Getting back to our seemingly possessed pick up truck. Peter and I went to the place of wisdom and endless knowledge, both useful and worthless, that’s right; YouTube. With less than 5 minutes of searching we found multiple videos that showed the same possessed pick up symptoms that we were encountering and the solution was annoyingly simple. Turns out there is an 11mm bolt on the back of the engine compartment that holds the grounding wire tight. We tightened it up and the truck lost all hopes of ever starring in a Hollywood feature movie. 
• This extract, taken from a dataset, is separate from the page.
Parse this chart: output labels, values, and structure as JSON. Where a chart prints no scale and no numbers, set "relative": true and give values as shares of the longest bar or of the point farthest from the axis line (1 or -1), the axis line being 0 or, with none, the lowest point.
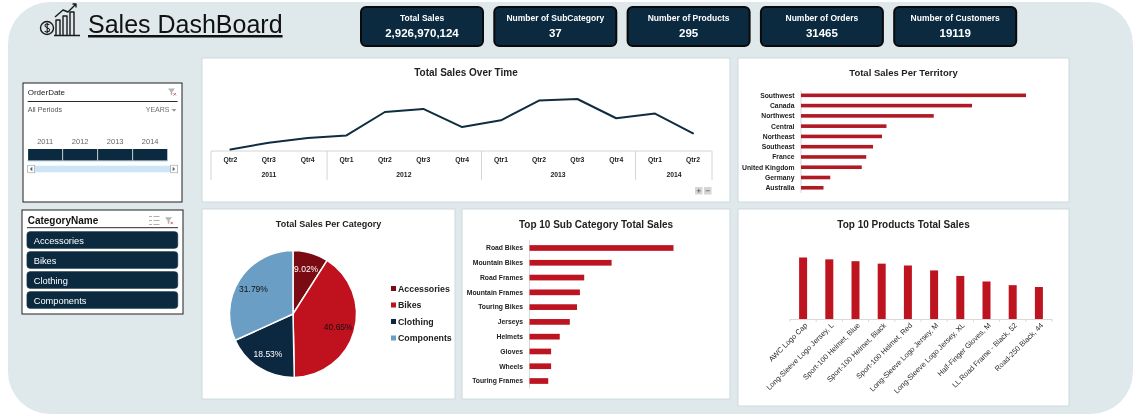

What I love about parenting is learning together with my family. Freaking out about something never helps and never ever makes things better. Think of how much it would have cost if we had rushed to a dealer to have someone else fix our problem without thinking it through. Peter would be broke, he and his brother Andrew would have missed weighing their personal best in the fishing tournament. If I would have scolded Peter for missing the deer he may have never bow hunted again. I would have never figured out that he missed that deer because of a simple mechanical problem that I and the archery shop neglected to find. Most long term hurts in life are a result of losing sight of the target. It’s our job to teach others what we have learned. When we assume what is wrong instead of fully assessing the situation, we hurt people. But when we learn together, we find the real problems together, make the needed adjustments together and hit the target together. No freaking out required. Besides fun stories and laughing about silly little stuff is way better than hurting people because of short sightedness.